Opening the curtain in my workroom took me back to a particular phase: the first lockdown, before vaccines were on the horizon, before we understood how this thing was spread. Was it lurking in the recesses of that kale salad? Could a jogger toss it my way, huffing past me on the sidewalk? And was I even supposed to be on the sidewalk? Some people adopted dogs so they wouldn’t get the stink-eye for being outside.
Draft was up and running again in April. Like so many others, we “pivoted.”
Everything got four times as hard and became about a quarter as satisfying, but if health care workers could go to their jobs every day, if grocery store workers could mask up and show up, I as a teacher and event organizer and massively privileged person could show up, too.

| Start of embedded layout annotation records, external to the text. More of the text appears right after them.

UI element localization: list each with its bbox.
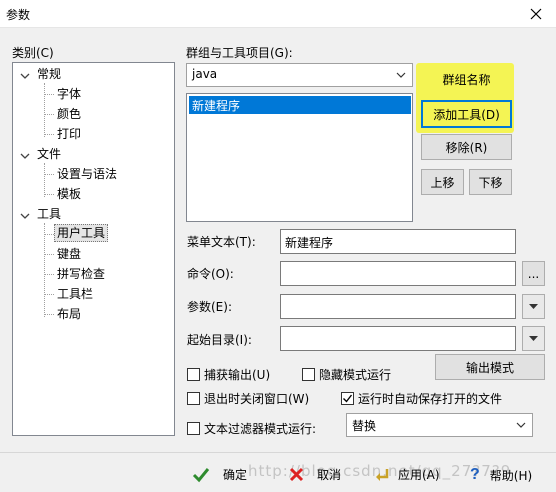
footer-divider — [0, 452, 556, 453]
tool-list[interactable]: 新建程序 — [186, 93, 413, 222]
text-filter-checkbox[interactable]: 文本过滤器模式运行: — [187, 420, 316, 437]
triangle-down-icon — [529, 336, 538, 341]
cancel-button[interactable]: 取消 — [289, 466, 341, 483]
tree-node-print[interactable]: 打印 — [55, 126, 83, 144]
add-tool-button[interactable]: 添加工具(D) — [421, 100, 512, 128]
checkmark-icon — [192, 467, 210, 482]
tree-node-font[interactable]: 字体 — [55, 86, 83, 104]
browse-button[interactable]: ... — [522, 261, 545, 286]
command-field[interactable] — [280, 261, 516, 286]
menu-text-field[interactable]: 新建程序 — [280, 229, 516, 254]
close-icon — [530, 8, 542, 20]
category-tree[interactable]: 常规 字体 颜色 打印 文件 设置与语法 模板 工具 用户工具 键盘 拼写检查 … — [12, 62, 175, 436]
filter-mode-value: 替换 — [352, 419, 377, 433]
apply-button[interactable]: 应用(A) — [375, 466, 440, 483]
tree-node-spellcheck[interactable]: 拼写检查 — [55, 266, 107, 284]
tree-node-template[interactable]: 模板 — [55, 186, 83, 204]
checkmark-icon — [343, 394, 353, 403]
category-label: 类别(C) — [12, 46, 54, 60]
hide-mode-checkbox[interactable]: 隐藏模式运行 — [302, 366, 391, 383]
group-label: 群组与工具项目(G): — [186, 46, 293, 60]
close-icon — [289, 467, 304, 482]
chevron-down-icon[interactable] — [19, 68, 31, 84]
checkbox-box[interactable] — [187, 392, 200, 405]
list-item[interactable]: 新建程序 — [189, 96, 411, 114]
move-up-button[interactable]: 上移 — [421, 169, 464, 195]
chevron-down-icon[interactable] — [19, 148, 31, 164]
args-field[interactable] — [280, 294, 516, 319]
chevron-down-icon[interactable] — [19, 208, 31, 224]
help-button[interactable]: ? 帮助(H) — [470, 466, 532, 484]
triangle-down-icon — [529, 304, 538, 309]
tree-node-tools[interactable]: 工具 — [19, 206, 63, 224]
move-down-button[interactable]: 下移 — [469, 169, 512, 195]
chevron-down-icon — [513, 416, 529, 434]
group-name-button[interactable]: 群组名称 — [421, 66, 512, 92]
group-select[interactable]: java — [186, 63, 413, 87]
output-mode-button[interactable]: 输出模式 — [435, 354, 545, 380]
tree-node-toolbar[interactable]: 工具栏 — [55, 286, 95, 304]
remove-button[interactable]: 移除(R) — [421, 134, 512, 160]
capture-output-checkbox[interactable]: 捕获输出(U) — [187, 366, 270, 383]
args-label: 参数(E): — [187, 300, 232, 314]
checkbox-box[interactable] — [187, 422, 200, 435]
tree-node-file[interactable]: 文件 — [19, 146, 63, 164]
close-button[interactable] — [516, 0, 556, 28]
chevron-down-icon — [393, 66, 409, 84]
start-dir-label: 起始目录(I): — [187, 333, 252, 347]
filter-mode-select[interactable]: 替换 — [346, 413, 533, 437]
tree-node-settings-syntax[interactable]: 设置与语法 — [55, 166, 119, 184]
title-bar — [0, 0, 556, 28]
ok-button[interactable]: 确定 — [192, 466, 247, 483]
command-label: 命令(O): — [187, 267, 234, 281]
checkbox-box[interactable] — [302, 368, 315, 381]
tree-node-layout[interactable]: 布局 — [55, 306, 83, 324]
checkbox-box[interactable] — [187, 368, 200, 381]
checkbox-box[interactable] — [341, 392, 354, 405]
args-dropdown-button[interactable] — [522, 294, 545, 319]
close-on-exit-checkbox[interactable]: 退出时关闭窗口(W) — [187, 390, 309, 407]
tree-node-color[interactable]: 颜色 — [55, 106, 83, 124]
apply-arrow-icon — [376, 468, 389, 481]
start-dir-field[interactable] — [280, 326, 516, 351]
tree-node-general[interactable]: 常规 — [19, 66, 63, 84]
group-select-value: java — [192, 67, 218, 81]
autosave-checkbox[interactable]: 运行时自动保存打开的文件 — [341, 390, 502, 407]
window-title: 参数 — [6, 8, 31, 22]
start-dir-dropdown-button[interactable] — [522, 326, 545, 351]
tree-node-user-tools[interactable]: 用户工具 — [54, 224, 109, 243]
menu-text-label: 菜单文本(T): — [187, 235, 256, 249]
tree-node-keyboard[interactable]: 键盘 — [55, 246, 83, 264]
help-icon: ? — [470, 466, 480, 483]
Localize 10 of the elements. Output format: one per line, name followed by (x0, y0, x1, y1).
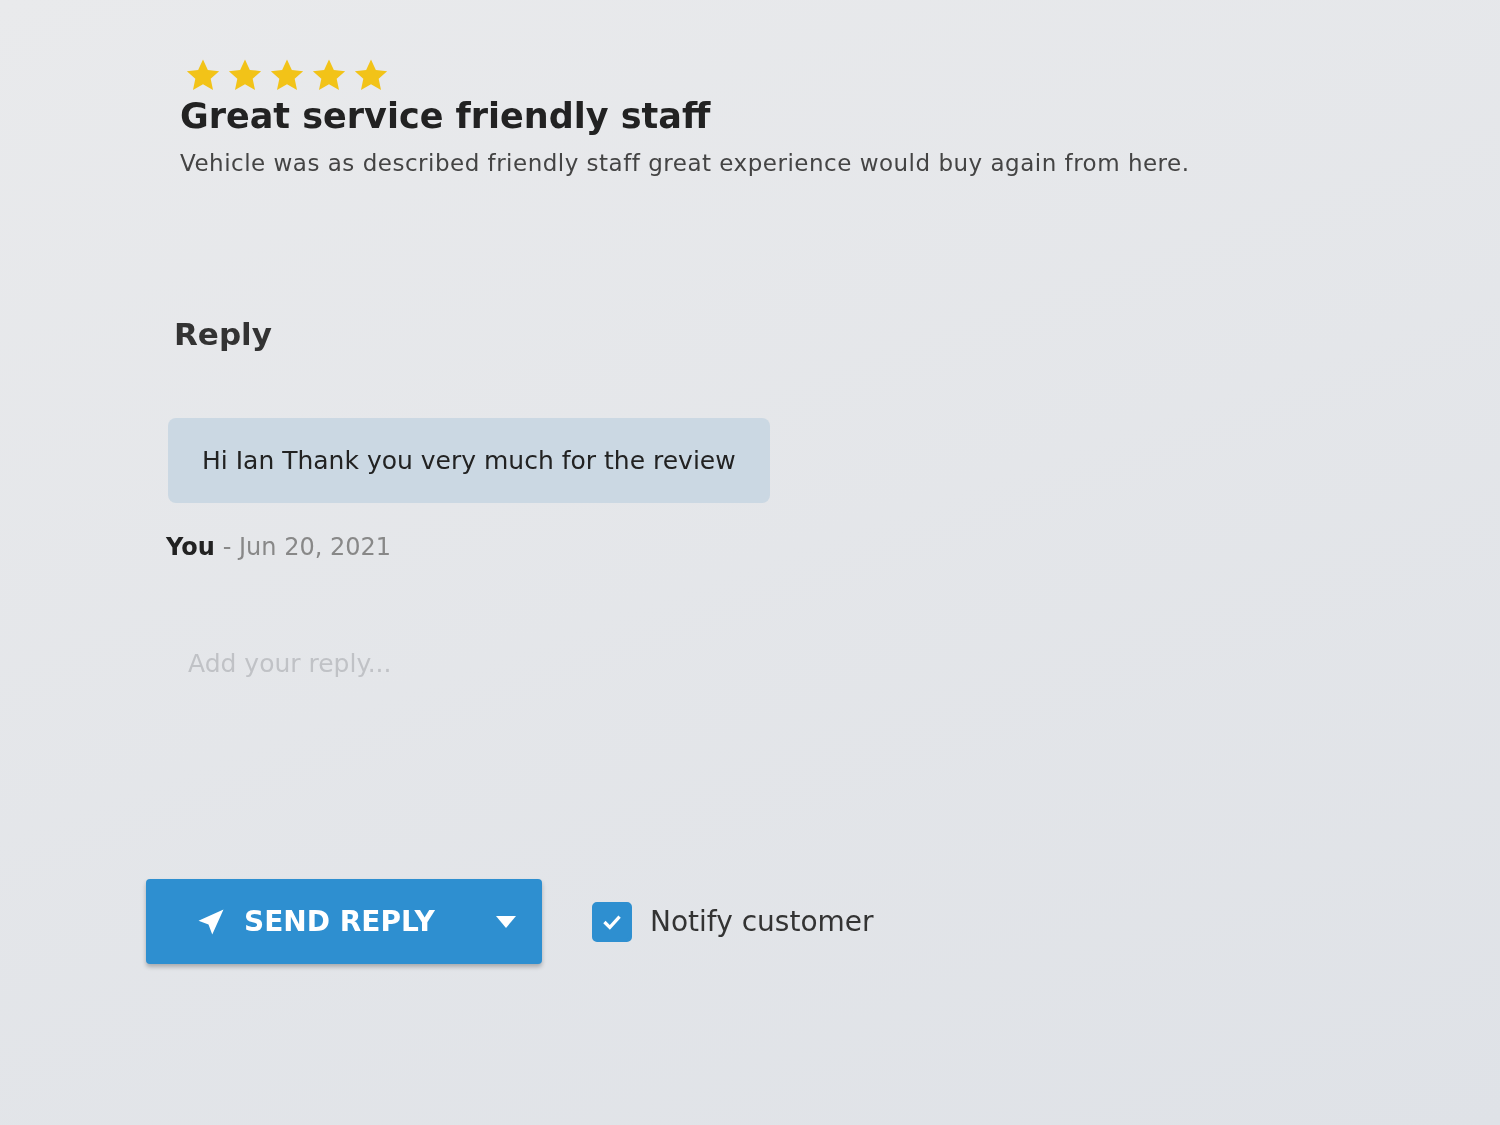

Zoom meetings had all the overwhelm of letting dozens of people into my personal space, with all the loneliness of imagining they were congregating elsewhere, without me. I felt, still feel, panicked at the start of every meeting. Rolf said: “You’re safer on zoom than live. You can press ‘end meeting’ or throw someone out at any time.”
Yet these people were in my place of worship, my creative space, my doctor’s office, my bank. Most of all they were in the private space where I connected with friends. When Draft was zoom-bombed, friends in the audience said they would not have known I was nervous. I’m not over it yet.
When I heard about people getting excited about the creative possibilities of online life, I admired them, but that wasn’t me. Creative people: embrace this! Create! I wasn’t embracing. I was making do, and all of a sudden making do felt like something to aspire to. I complained regularly and vocally. I didn’t want the labour of this to become invisible. For me or anyone else.
Draft kept going. I kept teaching. The show did go on, though in another way. The show went in and is still in.
“During the … pandemic.”
“During the pandemic.”
Lately, the pause has been disappearing. “The Pandemic” has taken on the sound of other phases I heard a lot in my childhood. “The Depression,” for instance. I used to watch Shirley Temple movies on late-night television. In one, Paul Revere rides across the sky with a banner declaring “The Depression is over!” That’s ridiculous, I thought. People must have been really stupid back then.
Then there was “The War.” In our white, middle-class household in the 1960s, the source of all suffering and injustice was contained in a single phrase, consigned to the past. Its being over meant nothing bad, nothing really bad, could ever happen again.
Is Covid in the past? The recent “transition,” the “return to normal” has brought much debate on that question. The pandemic has become “politicized,” (as if anything is ever anything else) with opinion divided over whether it’s an ongoing threat.
I believe it is. I believe health-care workers and scientists, but sometimes I want to have a different conversation. Let’s just say it was all over and we knew it was over. I would still not be ready to “pivot” again. I’d still need time. I search for a word, and “transition” isn’t it. As someone easily able to work from home for two years, living with a partner I love, with plenty to eat, lots of space, no kids to home-school, no financial anxieties, “the … pandemic” was still huge. I had to look at everything, everything differently. Those two years have changed me. I need time to integrate the person I became during that time.
With or without the pause, “The Pandemic” is not just a bad dream, from which we all need to wake up. As long as we think of it that way, we never will.